O presidente Luiz Inácio Lula da Silva (PT) afirmou nesta segunda-feira (18) que o Brasil precisa acelerar o mapeamento e a exploração de terras raras e minerais críticos, considerados estratégicos para setores como tecnologia, energia e defesa militar.
Durante cerimônia de entrega de novas linhas do acelerador de partículas Sirius, em Campinas (SP), Lula disse que espera que o presidente dos Estados Unidos, Donald Trump, deixe de “brigar” com o líder chinês Xi Jinping para buscar uma parceria com o Brasil na área mineral.
“Estamos na era das terras raras, dos minerais críticos. O Brasil só conhece cerca de 30% do que existe em seu território. Precisamos fazer um levantamento completo”, afirmou Lula.
O presidente destacou que o país está aberto a acordos internacionais com diferentes nações, incluindo Estados Unidos, China, Alemanha, França e Japão, desde que o controle sobre os recursos naturais brasileiros seja mantido.

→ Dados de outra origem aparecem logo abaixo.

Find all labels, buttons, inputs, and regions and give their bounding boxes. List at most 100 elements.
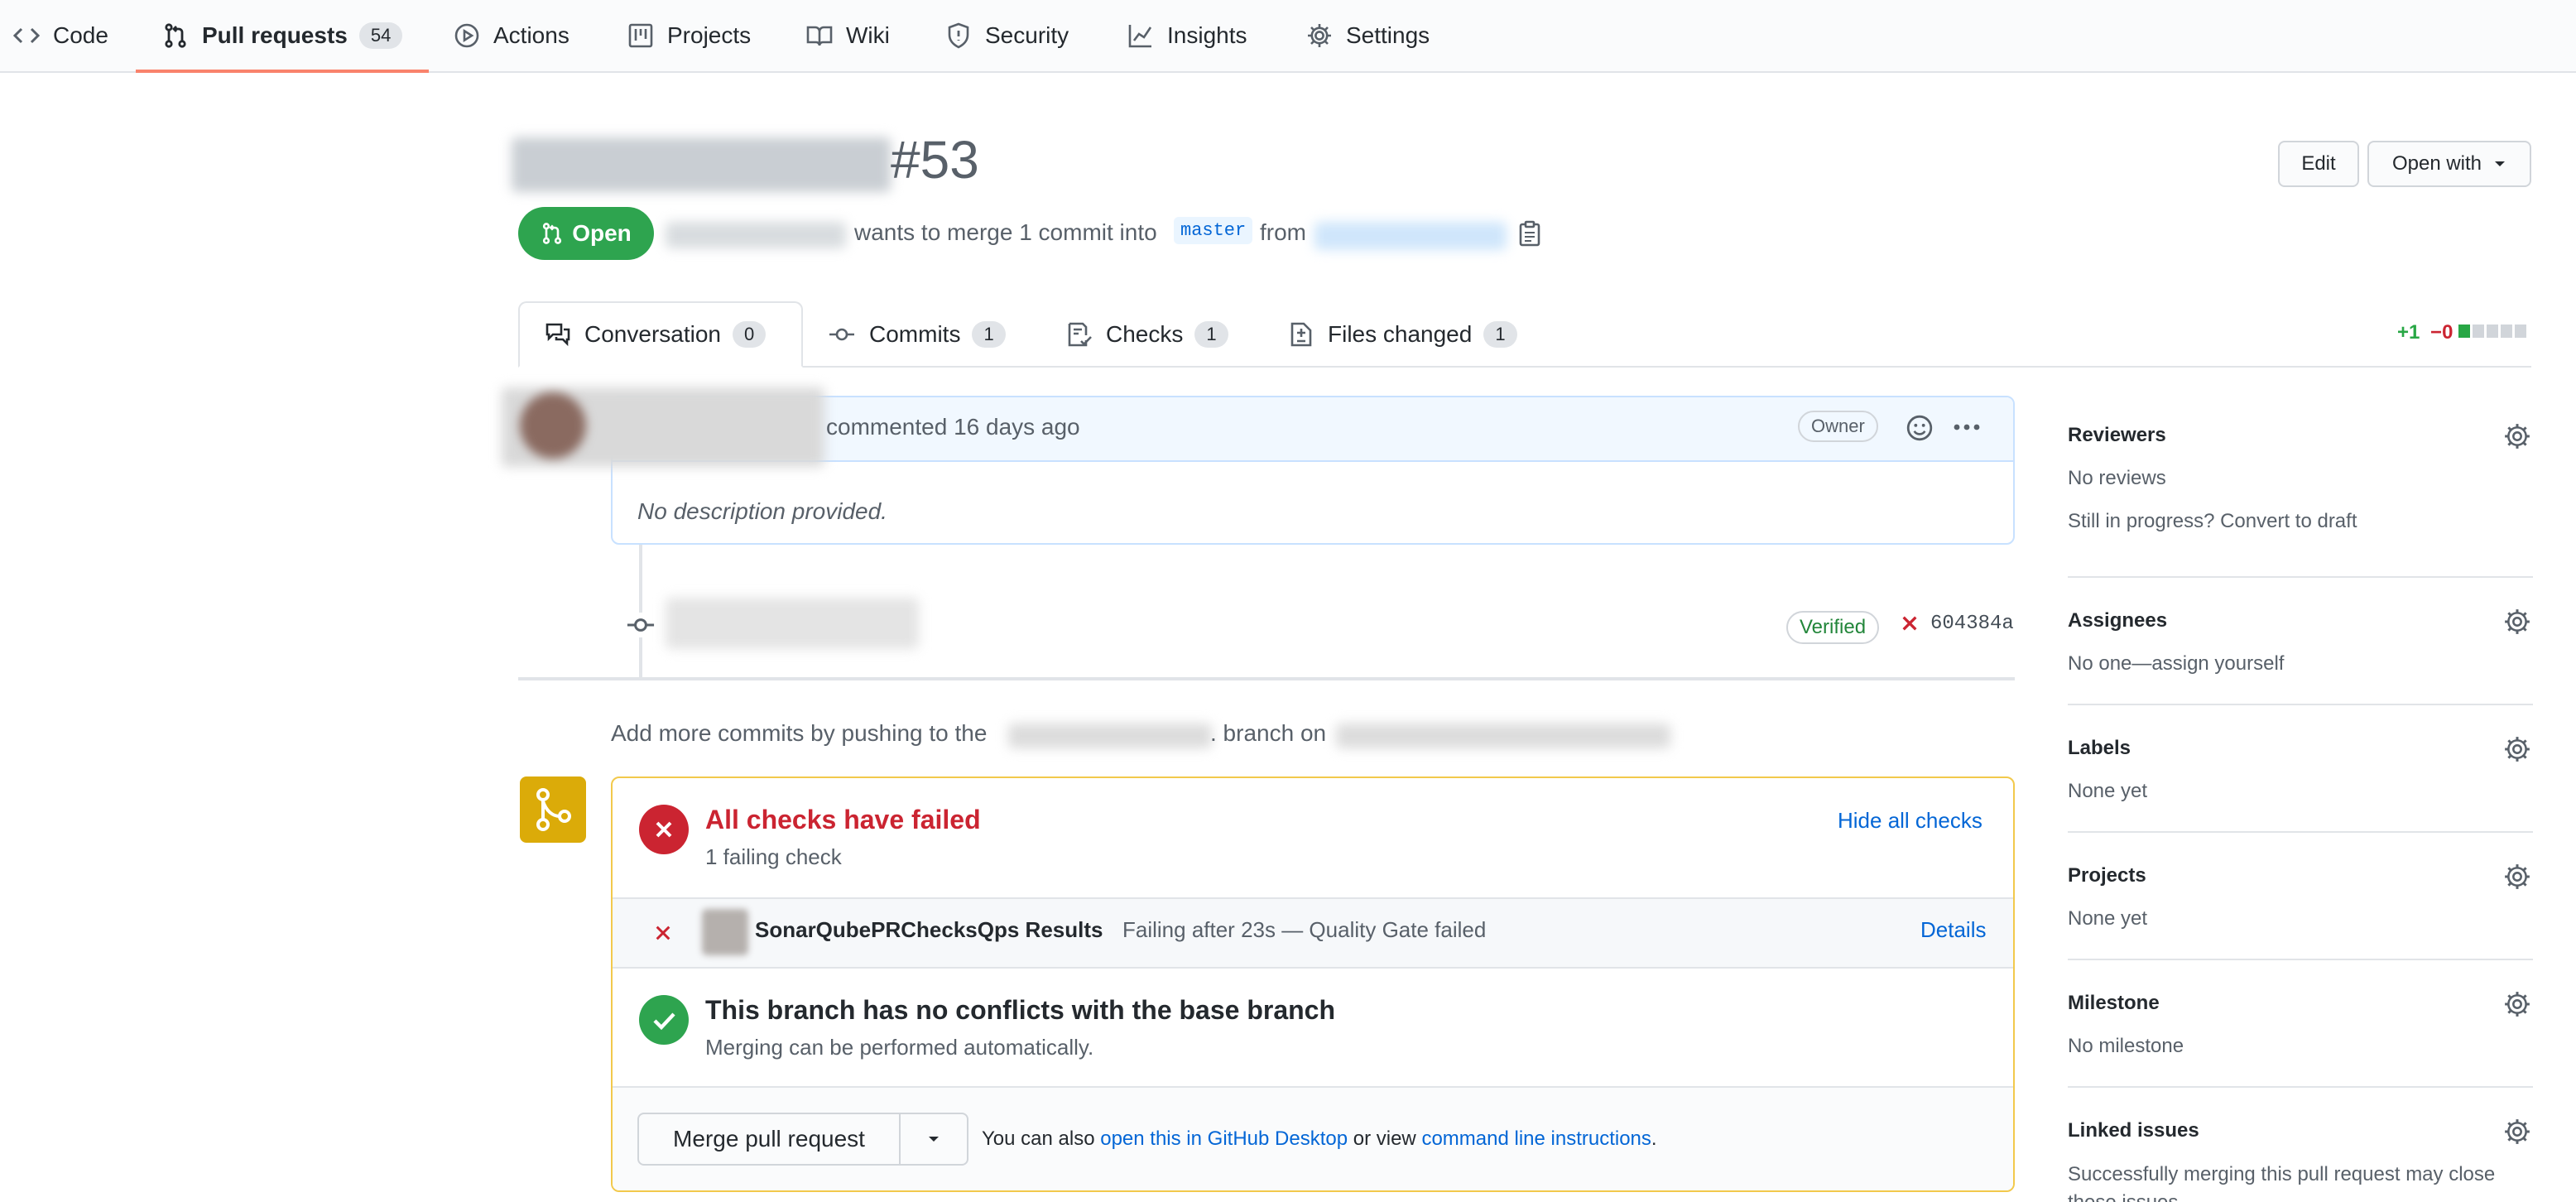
- nav-security[interactable]: Security: [945, 0, 1069, 71]
- nav-actions-label: Actions: [493, 22, 570, 48]
- timeline-line: [639, 545, 642, 679]
- checks-subtitle: 1 failing check: [705, 844, 842, 869]
- verified-badge[interactable]: Verified: [1786, 611, 1880, 644]
- smiley-icon[interactable]: [1906, 414, 1934, 442]
- pr-number: #53: [891, 130, 979, 190]
- project-icon: [627, 22, 667, 49]
- nav-pull-requests[interactable]: Pull requests 54: [162, 0, 403, 71]
- assignees-heading[interactable]: Assignees: [2068, 609, 2167, 632]
- also-text: You can also: [982, 1127, 1095, 1150]
- nav-settings[interactable]: Settings: [1306, 0, 1430, 71]
- milestone-heading[interactable]: Milestone: [2068, 992, 2160, 1015]
- nav-wiki[interactable]: Wiki: [806, 0, 890, 71]
- nav-security-label: Security: [985, 22, 1069, 48]
- caret-down-icon: [926, 1135, 941, 1143]
- merge-method-dropdown[interactable]: [899, 1113, 968, 1166]
- check-details-link[interactable]: Details: [1920, 917, 1986, 943]
- git-commit-icon: [828, 321, 869, 348]
- tab-checks[interactable]: Checks 1: [1066, 301, 1228, 368]
- book-icon: [806, 22, 846, 49]
- reviewers-value: No reviews: [2068, 467, 2166, 489]
- reviewers-gear-icon[interactable]: [2503, 422, 2531, 450]
- sidebar-divider: [2068, 831, 2533, 833]
- git-commit-icon: [626, 613, 656, 637]
- author-redacted: [666, 222, 846, 248]
- tab-commits-label: Commits: [869, 321, 961, 347]
- linked-issues-gear-icon[interactable]: [2503, 1118, 2531, 1146]
- merge-status-subtitle: Merging can be performed automatically.: [705, 1035, 1094, 1060]
- nav-code[interactable]: Code: [13, 0, 108, 71]
- convert-to-draft-hint[interactable]: Still in progress? Convert to draft: [2068, 510, 2357, 533]
- open-with-button[interactable]: Open with: [2367, 141, 2531, 187]
- base-branch[interactable]: master: [1174, 217, 1253, 244]
- labels-value: None yet: [2068, 780, 2148, 802]
- merge-description: wants to merge 1 commit into: [854, 219, 1157, 245]
- checklist-icon: [1066, 321, 1106, 348]
- merge-footer: Merge pull request You can also open thi…: [613, 1086, 2013, 1190]
- commit-message-redacted[interactable]: [666, 598, 919, 649]
- tab-checks-label: Checks: [1106, 321, 1184, 347]
- check-name: SonarQubePRChecksQps Results: [755, 917, 1103, 942]
- projects-gear-icon[interactable]: [2503, 863, 2531, 891]
- kebab-horizontal-icon[interactable]: [1952, 417, 1982, 437]
- push-branch-redacted: [1008, 724, 1212, 748]
- clipboard-icon[interactable]: [1518, 220, 1541, 247]
- check-row: SonarQubePRChecksQps Results Failing aft…: [613, 897, 2013, 969]
- check-circle-icon: [639, 995, 689, 1045]
- hide-all-checks-link[interactable]: Hide all checks: [1838, 808, 1982, 834]
- head-branch-redacted[interactable]: [1314, 222, 1507, 250]
- nav-pull-requests-label: Pull requests: [202, 22, 348, 48]
- comment-meta: commented 16 days ago: [826, 414, 1080, 440]
- command-line-link[interactable]: command line instructions: [1421, 1127, 1651, 1150]
- projects-heading[interactable]: Projects: [2068, 864, 2146, 887]
- nav-projects[interactable]: Projects: [627, 0, 751, 71]
- labels-heading[interactable]: Labels: [2068, 737, 2131, 760]
- nav-actions[interactable]: Actions: [454, 0, 570, 71]
- owner-badge: Owner: [1798, 411, 1878, 442]
- checks-title: All checks have failed: [705, 805, 981, 834]
- tab-checks-count: 1: [1194, 321, 1228, 348]
- active-tab-underline: [136, 70, 429, 73]
- sidebar-divider: [2068, 704, 2533, 705]
- tab-files-changed[interactable]: Files changed 1: [1288, 301, 1517, 368]
- linked-issues-heading[interactable]: Linked issues: [2068, 1119, 2199, 1142]
- open-with-label: Open with: [2391, 152, 2482, 175]
- sidebar-divider: [2068, 1086, 2533, 1088]
- tab-files-changed-label: Files changed: [1328, 321, 1473, 347]
- tab-commits[interactable]: Commits 1: [828, 301, 1006, 368]
- gear-icon: [1306, 22, 1346, 49]
- commit-sha[interactable]: 604384a: [1930, 613, 2014, 635]
- x-icon[interactable]: [1901, 614, 1919, 632]
- tab-commits-count: 1: [972, 321, 1006, 348]
- x-icon: [654, 924, 672, 942]
- check-app-avatar: [702, 909, 748, 955]
- edit-button[interactable]: Edit: [2278, 141, 2359, 187]
- tab-conversation[interactable]: Conversation 0: [518, 301, 803, 368]
- nav-insights[interactable]: Insights: [1127, 0, 1247, 71]
- assignees-gear-icon[interactable]: [2503, 608, 2531, 636]
- push-repo-redacted: [1336, 724, 1670, 748]
- avatar[interactable]: [520, 392, 586, 459]
- caret-down-icon: [2493, 160, 2506, 168]
- or-view-text: or view: [1353, 1127, 1416, 1150]
- diffstat: +1 −0: [2397, 321, 2453, 344]
- sidebar-divider: [2068, 959, 2533, 960]
- diffstat-blocks: [2458, 325, 2526, 338]
- play-icon: [454, 22, 493, 49]
- assignees-value[interactable]: No one—assign yourself: [2068, 652, 2284, 676]
- nav-code-label: Code: [53, 22, 108, 48]
- pr-title-redacted: [512, 137, 891, 192]
- repo-nav: Code Pull requests 54 Actions Projects W…: [0, 0, 2576, 73]
- milestone-value: No milestone: [2068, 1035, 2184, 1057]
- x-circle-icon: [639, 805, 689, 854]
- diffstat-deletions: −0: [2430, 321, 2453, 344]
- sidebar-divider: [2068, 576, 2533, 578]
- merge-pull-request-button[interactable]: Merge pull request: [637, 1113, 901, 1166]
- git-pull-request-icon: [541, 222, 564, 245]
- pull-requests-count: 54: [358, 22, 403, 49]
- projects-value: None yet: [2068, 907, 2148, 930]
- labels-gear-icon[interactable]: [2503, 735, 2531, 763]
- open-desktop-link[interactable]: open this in GitHub Desktop: [1100, 1127, 1348, 1150]
- reviewers-heading[interactable]: Reviewers: [2068, 424, 2166, 447]
- milestone-gear-icon[interactable]: [2503, 990, 2531, 1018]
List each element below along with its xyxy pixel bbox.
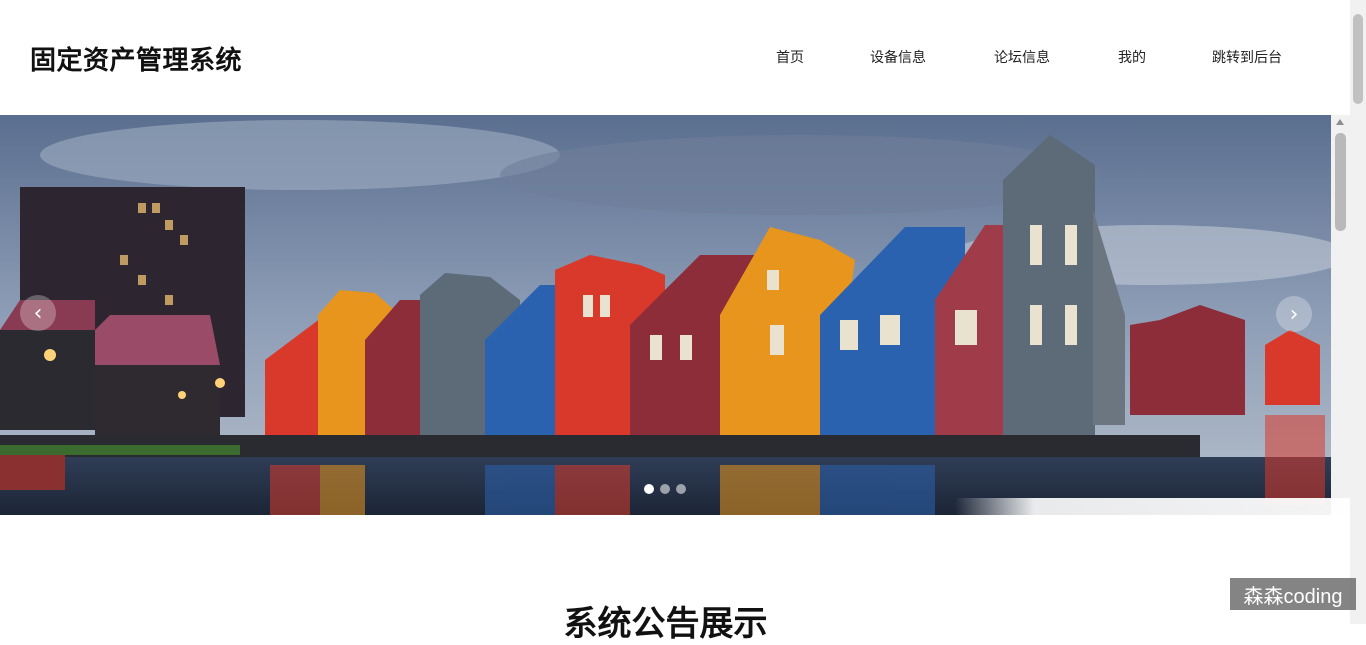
watermark-label: 森森coding	[1230, 578, 1356, 610]
banner-scrollbar-thumb[interactable]	[1335, 133, 1346, 231]
nav-item-mine[interactable]: 我的	[1118, 47, 1146, 67]
carousel-next-button[interactable]: ›	[1276, 296, 1312, 332]
nav-item-admin[interactable]: 跳转到后台	[1212, 47, 1282, 67]
carousel-prev-button[interactable]: ‹	[20, 295, 56, 331]
page-scrollbar[interactable]	[1350, 0, 1366, 624]
carousel-slide-image	[0, 115, 1331, 515]
nav-item-forum[interactable]: 论坛信息	[994, 47, 1050, 67]
page-scrollbar-thumb[interactable]	[1353, 14, 1363, 104]
main-nav: 首页 设备信息 论坛信息 我的 跳转到后台	[0, 47, 1350, 67]
scroll-up-arrow-icon[interactable]	[1336, 119, 1344, 125]
chevron-right-icon: ›	[1289, 301, 1299, 327]
nav-item-home[interactable]: 首页	[776, 47, 804, 67]
nav-item-equipment[interactable]: 设备信息	[870, 47, 926, 67]
carousel-dot-3[interactable]	[676, 484, 686, 494]
hero-carousel[interactable]: ‹ ›	[0, 115, 1331, 515]
site-header: 固定资产管理系统 首页 设备信息 论坛信息 我的 跳转到后台	[0, 0, 1350, 115]
carousel-dot-1[interactable]	[644, 484, 654, 494]
banner-scrollbar[interactable]	[1331, 115, 1350, 515]
chevron-left-icon: ‹	[33, 300, 43, 326]
carousel-dot-2[interactable]	[660, 484, 670, 494]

“Pode vir chinês, alemão, francês, japonês, americano, quem quiser, desde que tenham consciência de que o Brasil não abre mão da sua soberania. Os minerais críticos são nossos, as terras raras são nossas e queremos explorar aqui dentro”, declarou.
As chamadas terras raras são um conjunto de 17 elementos químicos usados em produtos de alta tecnologia, como celulares, baterias, turbinas e equipamentos militares. Apesar do nome, não são necessariamente escassos, mas sua extração e processamento são complexos.
O Brasil possui atualmente a segunda maior reserva de terras raras do mundo, atrás apenas da China, que domina cerca de 90% do processamento global desses minerais.
Lula afirmou que o governo quer evitar repetir modelos antigos de exploração de commodities, nos quais o país exportava apenas matéria-prima sem agregar valor industrial.
Segundo o presidente, a intenção é estimular que o processamento e a industrialização dos minerais aconteçam dentro do Brasil, gerando tecnologia, empregos e riqueza nacional.
O tema ganhou relevância internacional nos últimos anos em meio à disputa econômica e tecnológica entre Estados Unidos e China. Recentemente, os americanos apresentaram propostas de cooperação para exploração de minerais críticos em vários países, incluindo o Brasil. O governo brasileiro, no entanto, rejeitou modelos que considerou incompatíveis com a soberania nacional.
Lula também relembrou uma recente reunião com Donald Trump na Casa Branca, quando afirmou ter dito ao presidente americano que os EUA reduziram investimentos no Brasil e abriram espaço para o avanço econômico da China.
Além do tema mineral, Lula comentou durante o evento sobre formação profissional e criticou a influência do mercado na escolha de cursos universitários. O presidente citou a medicina como exemplo e afirmou que muitos estudantes buscam a profissão apenas pelo retorno financeiro, e não para atuar no Sistema Único de Saúde (SUS).